Uderza deszcz, grad uderza, nocą była rosa; a teraz szron i błociska.
Potęga idzie przez zadumę.
Czerpię wody z wiadra. Szkliste są ulice. Prężyłem mięśnie -
Uczyłem się! Służyć dobremu Bogu.... Pokutować jak
Sąsiedzi - aż wyleje się szafirowy wodospad!
Jeszcze o kulach chodzę jak z Kozakiem walczyłem na noże;
I wierci Bóg tą kulą - i nie pojadę galopem. I myślę - Admirałem jestem
Czy chłopem?
Trzeba zostać wyrobnikiem.
SAPER
- Wierzę w wolność, ale nie w wolną wolę. To taki skrót myślowy. Bo wolności możesz pan doświadczyć, i to jest najpiękniejsza rzecz w życiu. Ale nie wierzę w wolną wolę, bo to, że pan pragniesz wolności, to się bierze z jakiejś warstwy głębszej, niezależnej od pana.*
- A zakładając, że byt jest lepszy niż niebyt, można też założyć, że piekło jest jakąś formą miłości.
- Albo nie jest wieczne, jak u Hindusów.
- Być może. Jak pan dojdziesz do własnych granic, to tam z drugiej strony się coś odzywa. Tylko trzeba się wsłuchiwać, bo to jest szept.
- Panie! Pan się niczego nie boisz?
- Ja się boję z każdym krokiem. Ale iść trzeba. To właśnie jest wolność. A wolność to jest najpiękniejsza rzecz w życiu, może najpiękniejsza w całym wszechświecie.
- Coś panu jeszcze powiem o wolnej woli i o Bogu. Bóg jest ponoć samą prawdą. Nie jest więc nieskończony, bo jest ograniczony przez to, że nie może być czym innym, niż prawdą, pięknem, dobrem. Owszem, jest nieskończony, ale w innym sensie.
- No i co?
- Jak tak jest, to on nas po prostu musi przeczołgać, bo nie może sprawić, żebyśmy mięli zasługę, jak jej nie mamy. A sam fakt życia na Ziemi jest już moim zdaniem zasługą.

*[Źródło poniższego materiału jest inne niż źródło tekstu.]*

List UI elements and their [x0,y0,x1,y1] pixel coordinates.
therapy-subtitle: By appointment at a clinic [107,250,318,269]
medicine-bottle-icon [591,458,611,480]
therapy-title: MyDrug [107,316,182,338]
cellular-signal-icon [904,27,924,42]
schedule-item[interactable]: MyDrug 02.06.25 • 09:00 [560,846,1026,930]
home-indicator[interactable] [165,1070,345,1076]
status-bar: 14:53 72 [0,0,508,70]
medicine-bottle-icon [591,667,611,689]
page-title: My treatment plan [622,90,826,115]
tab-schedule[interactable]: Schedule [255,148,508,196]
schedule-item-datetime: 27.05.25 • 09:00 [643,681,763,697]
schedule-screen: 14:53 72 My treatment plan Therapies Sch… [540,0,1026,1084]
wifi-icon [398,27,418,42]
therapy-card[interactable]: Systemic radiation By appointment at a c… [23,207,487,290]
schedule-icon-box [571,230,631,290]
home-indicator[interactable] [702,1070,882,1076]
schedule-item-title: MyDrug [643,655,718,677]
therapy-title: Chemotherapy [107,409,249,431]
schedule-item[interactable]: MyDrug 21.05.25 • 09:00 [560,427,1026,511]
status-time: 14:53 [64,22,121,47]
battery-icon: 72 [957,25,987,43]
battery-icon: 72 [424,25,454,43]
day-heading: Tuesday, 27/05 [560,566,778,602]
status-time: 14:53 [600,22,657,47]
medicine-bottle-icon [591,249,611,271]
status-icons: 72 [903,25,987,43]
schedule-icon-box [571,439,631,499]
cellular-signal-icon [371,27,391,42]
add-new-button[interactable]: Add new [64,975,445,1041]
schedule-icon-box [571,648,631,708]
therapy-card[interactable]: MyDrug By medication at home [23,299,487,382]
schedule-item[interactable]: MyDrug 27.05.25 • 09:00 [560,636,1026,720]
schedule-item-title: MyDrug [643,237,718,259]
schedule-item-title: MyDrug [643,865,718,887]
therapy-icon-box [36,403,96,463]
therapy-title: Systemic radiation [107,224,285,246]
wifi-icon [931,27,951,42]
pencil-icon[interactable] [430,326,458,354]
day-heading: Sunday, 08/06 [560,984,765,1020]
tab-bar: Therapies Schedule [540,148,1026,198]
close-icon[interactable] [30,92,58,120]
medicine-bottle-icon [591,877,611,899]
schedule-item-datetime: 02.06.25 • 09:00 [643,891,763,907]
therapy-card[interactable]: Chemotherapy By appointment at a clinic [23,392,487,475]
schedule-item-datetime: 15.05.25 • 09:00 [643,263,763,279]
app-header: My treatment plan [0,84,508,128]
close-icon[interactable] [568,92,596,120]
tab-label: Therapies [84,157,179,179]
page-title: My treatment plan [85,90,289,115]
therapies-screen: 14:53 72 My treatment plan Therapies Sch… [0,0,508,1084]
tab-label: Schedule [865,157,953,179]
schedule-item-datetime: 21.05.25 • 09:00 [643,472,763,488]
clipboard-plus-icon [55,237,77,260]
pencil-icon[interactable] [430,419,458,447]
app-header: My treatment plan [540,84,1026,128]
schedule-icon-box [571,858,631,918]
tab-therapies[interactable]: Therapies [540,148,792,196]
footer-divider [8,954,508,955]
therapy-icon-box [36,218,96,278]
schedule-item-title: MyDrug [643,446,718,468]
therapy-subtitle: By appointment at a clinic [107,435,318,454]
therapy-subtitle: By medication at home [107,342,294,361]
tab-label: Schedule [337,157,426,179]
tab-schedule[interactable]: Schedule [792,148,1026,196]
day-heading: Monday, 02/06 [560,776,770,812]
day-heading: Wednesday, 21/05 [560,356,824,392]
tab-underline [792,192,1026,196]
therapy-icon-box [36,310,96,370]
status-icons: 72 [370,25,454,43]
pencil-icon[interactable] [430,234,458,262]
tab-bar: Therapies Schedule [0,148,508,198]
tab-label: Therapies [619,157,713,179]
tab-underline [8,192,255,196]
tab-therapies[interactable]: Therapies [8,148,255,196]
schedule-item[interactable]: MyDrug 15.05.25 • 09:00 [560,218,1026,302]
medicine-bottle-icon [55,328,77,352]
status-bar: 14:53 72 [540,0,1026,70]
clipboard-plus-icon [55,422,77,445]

- A piekło nie jest wieczne?
- Nie wiem. Może nie. Ale to jest gra, panie, to wszystko jest gra.
- A wolność?
- A wolność to jest najpiękniejsza rzecz we wszechświecie.
- To myślisz pan, że my przez tę wolność możemy próbować zrozumieć Boga? W końcu wiatr wieje, kędy chce...
DIALOG
- Wiesz? Lubię się napić. Jest noc. Sączmy sobie nasze trunki. Pobredźmy trochę o tym, co i tak zaraz minie.
- No, ja też lubię się napić. Ale co minie? Co masz na myśli?
- Wszystko minie. Świat jutro będzie inny. Nie zmieni tego żadna technologia ani żaden teokrata, żaden arystokrata, żaden merytokrata, żaden technokrata. Zmieni to twój umysł.
- E tam, pierdolenie. Jakby cały czas tak wszystko się zmieniało, to co by było? Weź sobie taką sytuację - wychodzisz z domu i masz klucze. A jak wracasz, to już się pozmieniało i klucz nie pasuje do zamka.
- Srał to pies.
- No dobra. Widzę, że na metafizykę cię wzięło. Mów, co myślisz.
- Co myślę. To nie ważne, co myślę, to nie ważne dla nikogo, a nawet dla mnie samego. Jak już powiedziałem, dziś myślę to, jutro co innego.
- I co, tu cię boli?
- Raz boli, raz nie boli. Zależy.
- Od czego?
- Jak to, kurwa, od czego? Od nastroju! Nie widzisz, że melancholię mam w sobie i powagę? Srał to wszystko pies, piękne jest to wszystko, ale mnie ciągnie na wyżynę.
- No i niewiele o tej wyżynie umiesz powiedzieć.
- Niewiele! Wejdże sam na wyżynę to zobaczysz, co sam powiesz.
- A komu to potrzebne?
- Nikomu. Mnie to potrzebne. Człowiek zwyczajny zadowala się miską ryżu i byle jaką dziewką. Człowiek ambitny miesza tam, gdzie nie trzeba mieszać. Jeden idzie pod drugiego a drugi pod pierwszego. Srał to pies. Więc jaka moja rola? Samotnego wędrowca, miłośnika gwiazd.
- I co w tych gwiazdach widzisz?
- Co widzę? Wiele. Ale widzę przez dym. Wszystko się zmienia. Mówiłem ci. Dziś gwiazda jest taka, jutro inna.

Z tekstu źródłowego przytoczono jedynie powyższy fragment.